Dean Dillard's thesis is that the decision-making
process ought not only to be fact-oriented,
but should include "other types of
inquiry of a more speculative nature" as well.

He cites a conversation he once had as
an example of how much more aware of
this broader approach to policy-making the
British are than the Americans. The master
of an Oxford college, reflecting on the
beauties of English gardens, commented:
"I have come to believe that the most
significant single characteristic of the English
is that they have the temperament of
gardeners-of growers." Dean Dillard
asked himself what single characteristic
might be applied to Americans and arrived
at the answer of "makers"-"the characteristic
of those who care less of 'maturing'
things than 'constructing' them."

Dean Dillard feels this is not a necessarily
bad national trait-and he admits
identifying national traits is a risky business
-but he feels it has deprived us at important
times in our history of a feeling
of continuity of our institutions with those
in our past.
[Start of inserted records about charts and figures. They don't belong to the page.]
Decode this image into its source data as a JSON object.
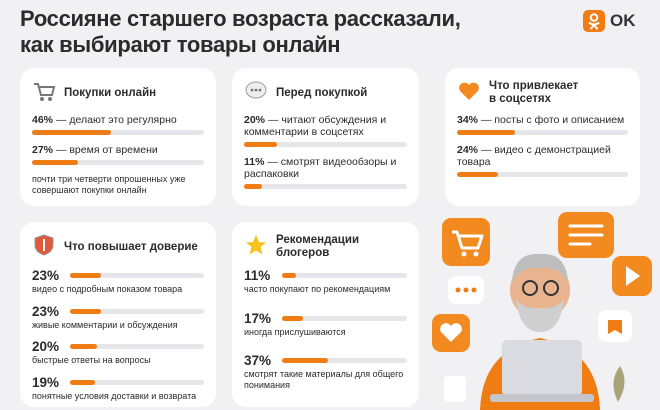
{
  "header": {
    "title_lines": [
      "Россияне старшего возраста рассказали,",
      "как выбирают товары онлайн"
    ],
    "logo": "OK"
  },
  "cards": [
    {
      "title": "Покупки онлайн",
      "items": [
        {
          "value": 46,
          "value_label": "46%",
          "text": "— делают это регулярно"
        },
        {
          "value": 27,
          "value_label": "27%",
          "text": "— время от времени"
        }
      ],
      "note": "почти три четверти опрошенных уже совершают покупки онлайн"
    },
    {
      "title": "Перед покупкой",
      "items": [
        {
          "value": 20,
          "value_label": "20%",
          "text": "— читают обсуждения и комментарии в соцсетях"
        },
        {
          "value": 11,
          "value_label": "11%",
          "text": "— смотрят видеообзоры и распаковки"
        }
      ]
    },
    {
      "title": "Что привлекает в соцсетях",
      "items": [
        {
          "value": 34,
          "value_label": "34%",
          "text": "— посты с фото и описанием"
        },
        {
          "value": 24,
          "value_label": "24%",
          "text": "— видео с демонстрацией товара"
        }
      ]
    },
    {
      "title": "Что повышает доверие",
      "items": [
        {
          "value": 23,
          "value_label": "23%",
          "text": "видео с подробным показом товара"
        },
        {
          "value": 23,
          "value_label": "23%",
          "text": "живые комментарии и обсуждения"
        },
        {
          "value": 20,
          "value_label": "20%",
          "text": "быстрые ответы на вопросы"
        },
        {
          "value": 19,
          "value_label": "19%",
          "text": "понятные условия доставки и возврата"
        }
      ]
    },
    {
      "title": "Рекомендации блогеров",
      "items": [
        {
          "value": 11,
          "value_label": "11%",
          "text": "часто покупают по рекомендациям"
        },
        {
          "value": 17,
          "value_label": "17%",
          "text": "иногда прислушиваются"
        },
        {
          "value": 37,
          "value_label": "37%",
          "text": "смотрят такие материалы для общего понимания"
        }
      ]
    }
  ]
}
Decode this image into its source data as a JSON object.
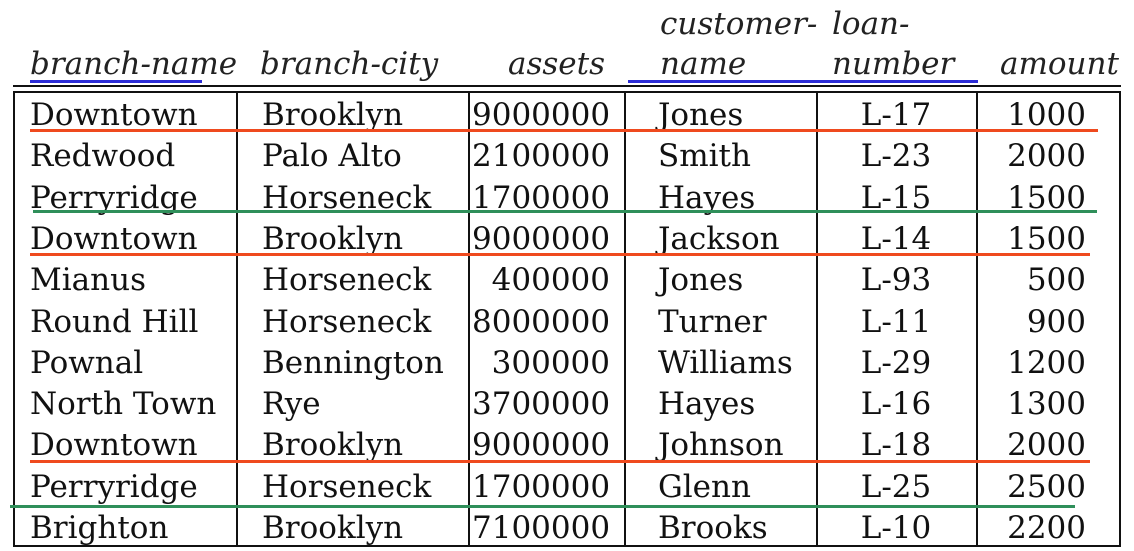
{
  "headers": [
    {
      "line1": "",
      "line2": "branch-name"
    },
    {
      "line1": "",
      "line2": "branch-city"
    },
    {
      "line1": "",
      "line2": "assets"
    },
    {
      "line1": "customer-",
      "line2": "name"
    },
    {
      "line1": "loan-",
      "line2": "number"
    },
    {
      "line1": "",
      "line2": "amount"
    }
  ],
  "rows": [
    [
      "Downtown",
      "Brooklyn",
      "9000000",
      "Jones",
      "L-17",
      "1000"
    ],
    [
      "Redwood",
      "Palo Alto",
      "2100000",
      "Smith",
      "L-23",
      "2000"
    ],
    [
      "Perryridge",
      "Horseneck",
      "1700000",
      "Hayes",
      "L-15",
      "1500"
    ],
    [
      "Downtown",
      "Brooklyn",
      "9000000",
      "Jackson",
      "L-14",
      "1500"
    ],
    [
      "Mianus",
      "Horseneck",
      "400000",
      "Jones",
      "L-93",
      "500"
    ],
    [
      "Round Hill",
      "Horseneck",
      "8000000",
      "Turner",
      "L-11",
      "900"
    ],
    [
      "Pownal",
      "Bennington",
      "300000",
      "Williams",
      "L-29",
      "1200"
    ],
    [
      "North Town",
      "Rye",
      "3700000",
      "Hayes",
      "L-16",
      "1300"
    ],
    [
      "Downtown",
      "Brooklyn",
      "9000000",
      "Johnson",
      "L-18",
      "2000"
    ],
    [
      "Perryridge",
      "Horseneck",
      "1700000",
      "Glenn",
      "L-25",
      "2500"
    ],
    [
      "Brighton",
      "Brooklyn",
      "7100000",
      "Brooks",
      "L-10",
      "2200"
    ]
  ],
  "highlights": {
    "header_underline_color": "#2b2bd6",
    "downtown_color": "#ef4a1e",
    "perryridge_color": "#2f8f5a"
  }
}
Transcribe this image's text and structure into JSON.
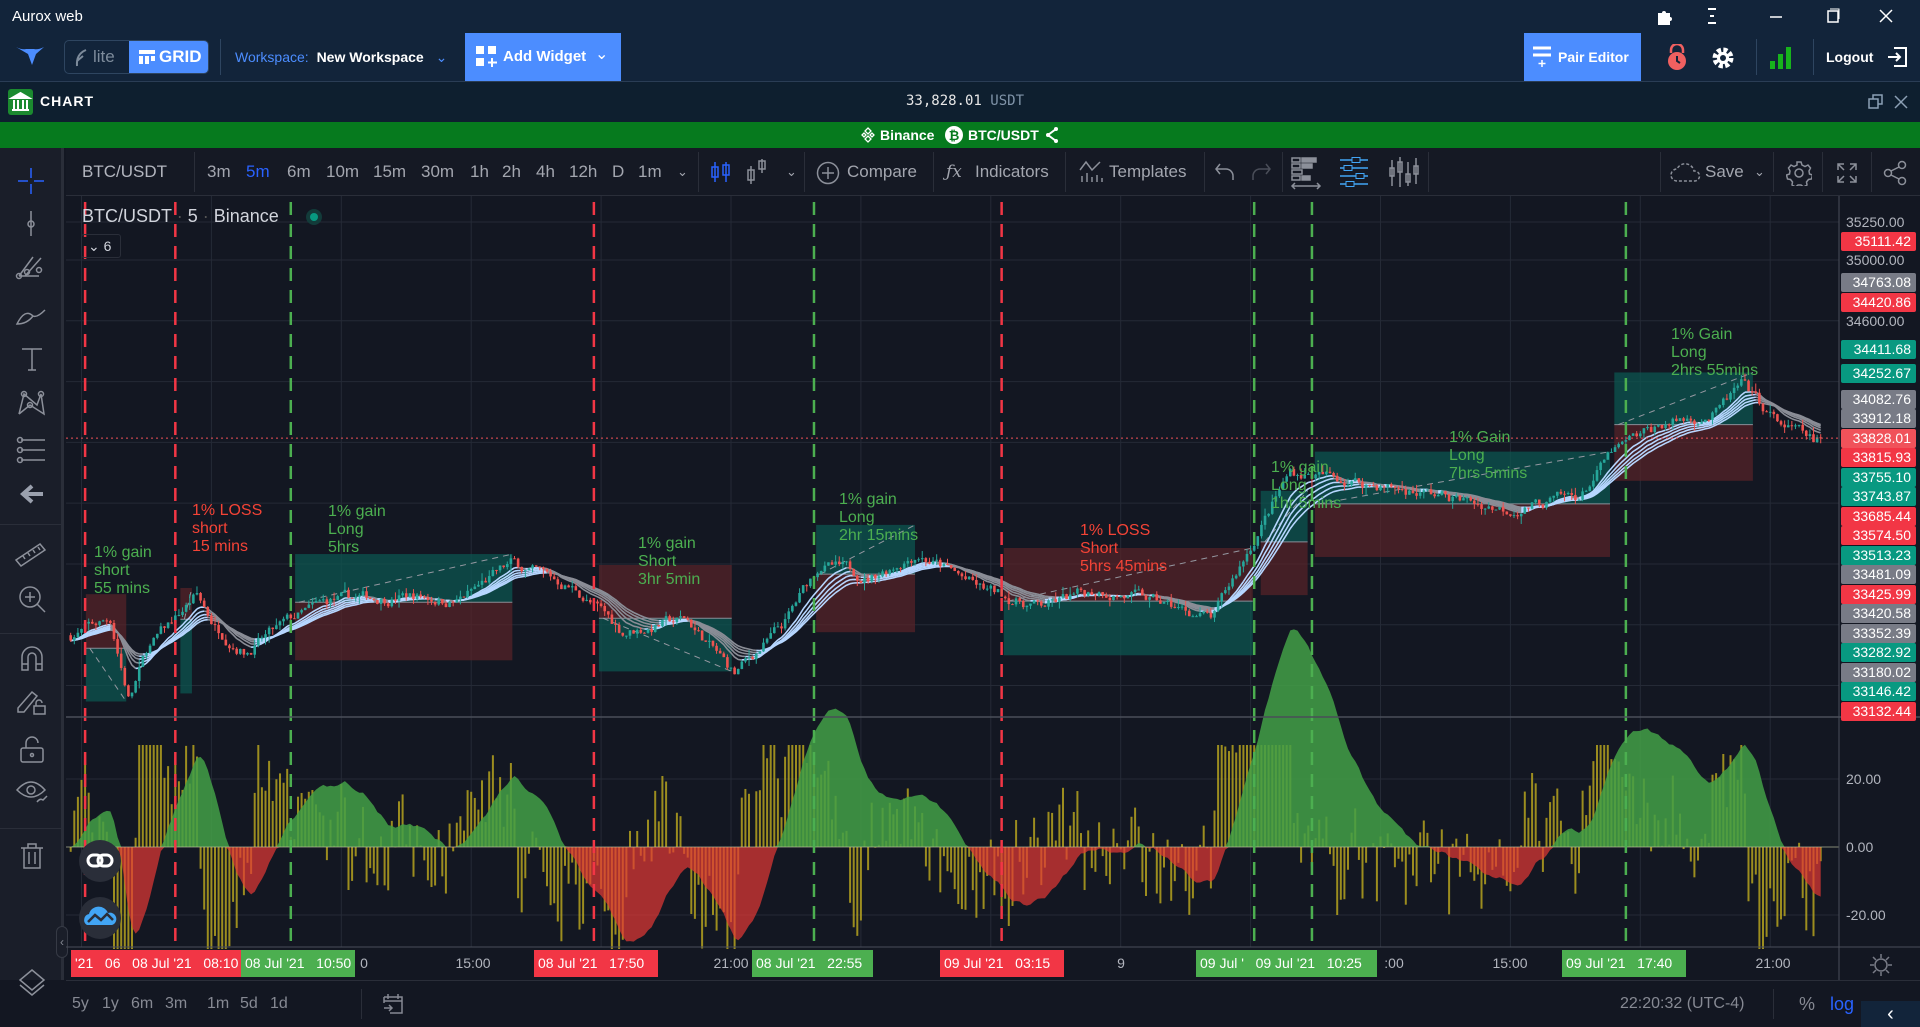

We think of the writing of
the Constitution, for example, as a
"miracle" which expressed a new political
order, not as a process that reflected
seven hundred years of development of English
law and government.

The dean agrees with the great jurist
Learned Hand, who said that "a bowing
acquaintance with Acton and Maitland,
with Thucydides, Gibbon, and Carlyle, with
Homer, Dante, Shakespeare, and Milton,
with Machiavelli, Montaigne, and Rabelais,
with Plato, Bacon, Hume, and Kant" is
as important to a judge as are books written
upon specific legal subjects.

We agree, too, and urge you to read
the rest of Dean Dillard's observations.